There's a reason why the float format characters allow you to specify precision on the left and the right.

Pythons float is buggy, broken and worst of all - it's not elegant.

Floats time has past. Bring on the Decimal(or at least fix print)!


See: IEEE 754-2008
http://en.wikipedia.org/wiki/IEEE_754

illume said...

7.67 years ago...
>>> (((242782361 / 60.) / 60.) / 24.) / 365.
7.6985781646372393

unix time rolled over to use another digit.

Sometime before 7.67 years ago python float/print behaviour would have displayed milliseconds.

However, since 7.67 years ago, python has been without the ability to have print time.time() show milliseconds.

Sad panda.

illume said...

Here's the link pointing out that the str truncation problem affects real code.

http://www.google.com/codesearch?hl=en&lr=&q=%22Decimal(str%22+lang%3Apython&sbtn=Search

See how many projects make the mistake I described?

Including Django, ibm db, Satchmo(a shop written with python), py-postgresql, jython, and others...

It's also in situations where they are trying to get more precision - but instead pythons float drops their precision to 12.

Mark Dickinson said...

How would you like repr(x) to behave for a float x? Can you specify the behaviour that you'd like to see, including what should happen for very large (~1e300) or very small (~1e-320) floats, and everything in between?

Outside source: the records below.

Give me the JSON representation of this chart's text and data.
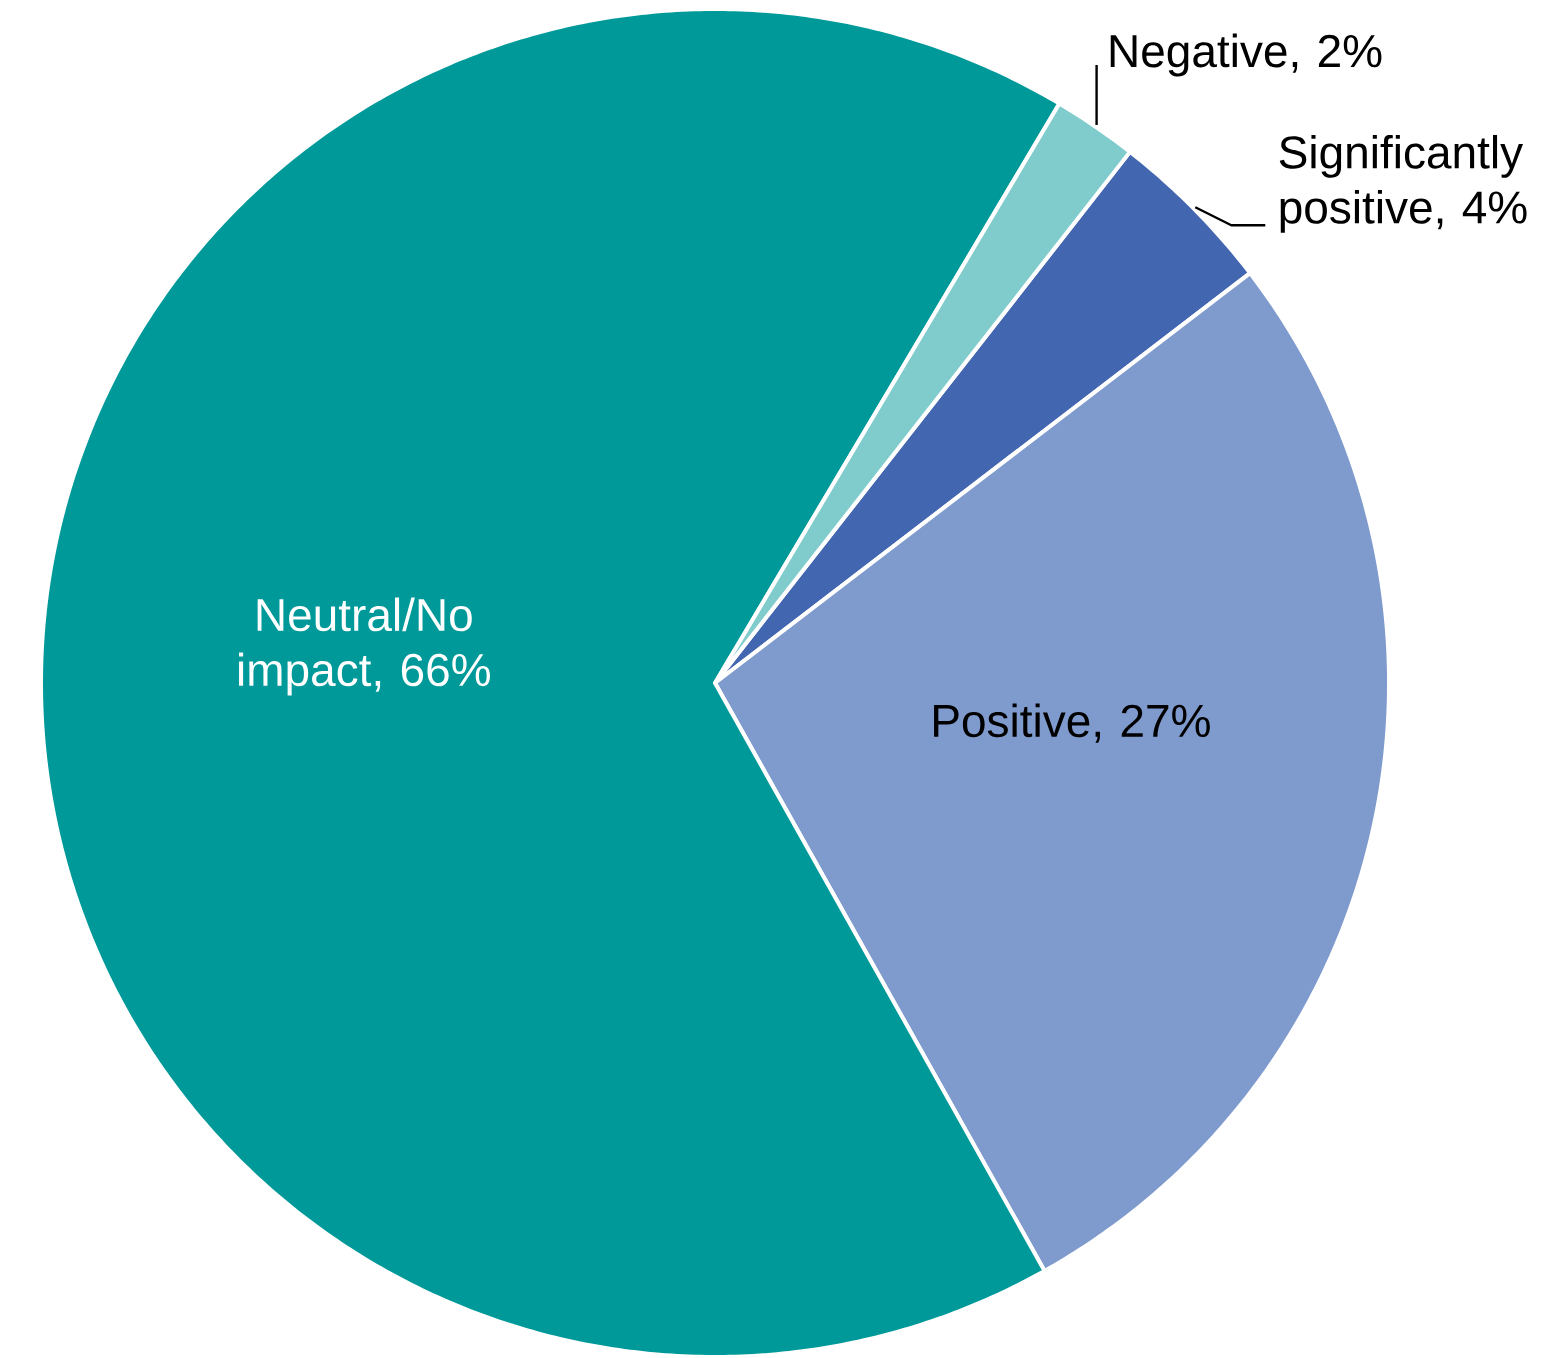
{
  "chart_data": {
    "type": "pie",
    "categories": [
      "Significantly positive, 4%",
      "Positive, 27%",
      "Neutral/No impact, 66%",
      "Negative, 2%"
    ],
    "values": [
      4,
      27,
      66,
      2
    ],
    "colors": [
      "#4366b0",
      "#7f9acd",
      "#009999",
      "#80cccc"
    ]
  }
}
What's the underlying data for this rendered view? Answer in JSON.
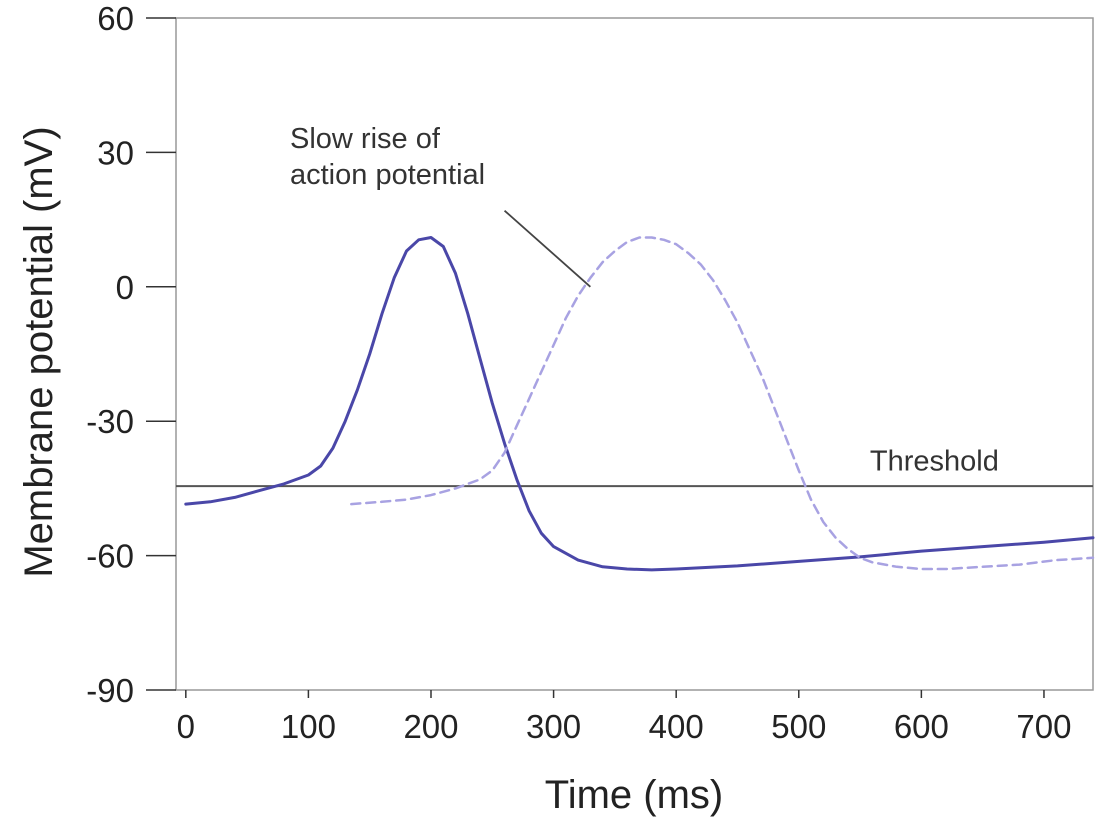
{
  "chart_data": {
    "type": "line",
    "xlabel": "Time (ms)",
    "ylabel": "Membrane potential (mV)",
    "xlim": [
      -8,
      740
    ],
    "ylim": [
      -90,
      60
    ],
    "x_ticks": [
      0,
      100,
      200,
      300,
      400,
      500,
      600,
      700
    ],
    "y_ticks": [
      60,
      30,
      0,
      -30,
      -60,
      -90
    ],
    "grid": false,
    "colors": {
      "normal": "#4a47a8",
      "slow": "#a8a2e2",
      "threshold": "#555555",
      "axis": "#999999"
    },
    "series": [
      {
        "style": "solid",
        "x": [
          0,
          20,
          40,
          60,
          80,
          100,
          110,
          120,
          130,
          140,
          150,
          160,
          170,
          180,
          190,
          200,
          210,
          220,
          230,
          240,
          250,
          260,
          270,
          280,
          290,
          300,
          320,
          340,
          360,
          380,
          400,
          450,
          500,
          550,
          600,
          650,
          700,
          740
        ],
        "y": [
          -48.5,
          -48,
          -47,
          -45.5,
          -44,
          -42,
          -40,
          -36,
          -30,
          -23,
          -15,
          -6,
          2,
          8,
          10.5,
          11,
          9,
          3,
          -6,
          -16,
          -26,
          -35,
          -43,
          -50,
          -55,
          -58,
          -61,
          -62.5,
          -63,
          -63.2,
          -63,
          -62.3,
          -61.3,
          -60.3,
          -59,
          -58,
          -57,
          -56
        ]
      },
      {
        "style": "dashed",
        "x": [
          135,
          160,
          180,
          200,
          220,
          240,
          250,
          260,
          270,
          280,
          290,
          300,
          310,
          320,
          330,
          340,
          350,
          360,
          370,
          380,
          390,
          400,
          410,
          420,
          430,
          440,
          450,
          460,
          470,
          480,
          490,
          500,
          510,
          520,
          530,
          540,
          550,
          560,
          580,
          600,
          620,
          650,
          680,
          710,
          740
        ],
        "y": [
          -48.5,
          -48,
          -47.5,
          -46.5,
          -45,
          -43,
          -41,
          -37,
          -31,
          -25,
          -19,
          -13,
          -7,
          -2,
          2,
          5.5,
          8,
          10,
          11,
          11,
          10.5,
          9.5,
          7.5,
          5,
          1.5,
          -3,
          -8,
          -14,
          -20,
          -27,
          -34,
          -41,
          -47.5,
          -52.5,
          -56,
          -58.5,
          -60.5,
          -61.5,
          -62.5,
          -63,
          -63,
          -62.5,
          -62,
          -61,
          -60.5
        ]
      }
    ],
    "threshold_y": -44.5,
    "annotations": {
      "threshold": "Threshold",
      "slow_rise_line1": "Slow rise of",
      "slow_rise_line2": "action potential"
    },
    "leader_line": {
      "from": [
        260,
        17
      ],
      "to": [
        330,
        0
      ]
    },
    "threshold_label_at": [
      558,
      -41
    ],
    "slow_rise_label_at": [
      85,
      31
    ]
  }
}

Bear in mind that to write the exact value of an IEEE 754 double in base 10 would require more than 750 characters in the worst case (some subnormal floats). This is not Python's fault: it's an unavoidable consequence of using the hardware's representation of floating-point numbers. To do otherwise would incur massive performance penalties.

What this discussion is telling me is that maybe time.time() shouldn't be returning a float. Perhaps a pair (n, x) would be more appropriate, where n is an integer giving the number of days since the epoch, and x is a float giving the time as a proportion of the current day.

> pythons print(str()), and repr() do not reflect the
> precision of floats.

> They truncate to 13(print) and 18(repr)
> characters.

That's not quite right: they truncate to 12 and 17 significant digits, respectively, and also remove any trailing zeros (for the sake of aesthetics). The number of characters can be larger, especially for large or small floats where an exponent is required.

Actually, Python 3.1 will use a somewhat different algorithm for repr, which outputs the minimum number of significant digits required to recover the float exactly.

illume said...

hello,

@Mark, good to hear that one part of this bug is going to be fixed in python 3.1.

Main points in summary:

- 12 digits is too small for str().
- repr with 17 is too small.
- the comment for repr(float), and str(float) implementations show that they are failing in their specification.
- Decimals instead of floats would be better.
- there should be a number of digits on the left, and the right... not lumping them in together.
- Decimal error messages should be improved... as many projects have made the mistake of Decimal(str(afloat)), as proved by the code search link in open source projects.
- computers and the world have moved on, so python needs to keep up and move on to more dense numbers... 64 ints, Decimals etc.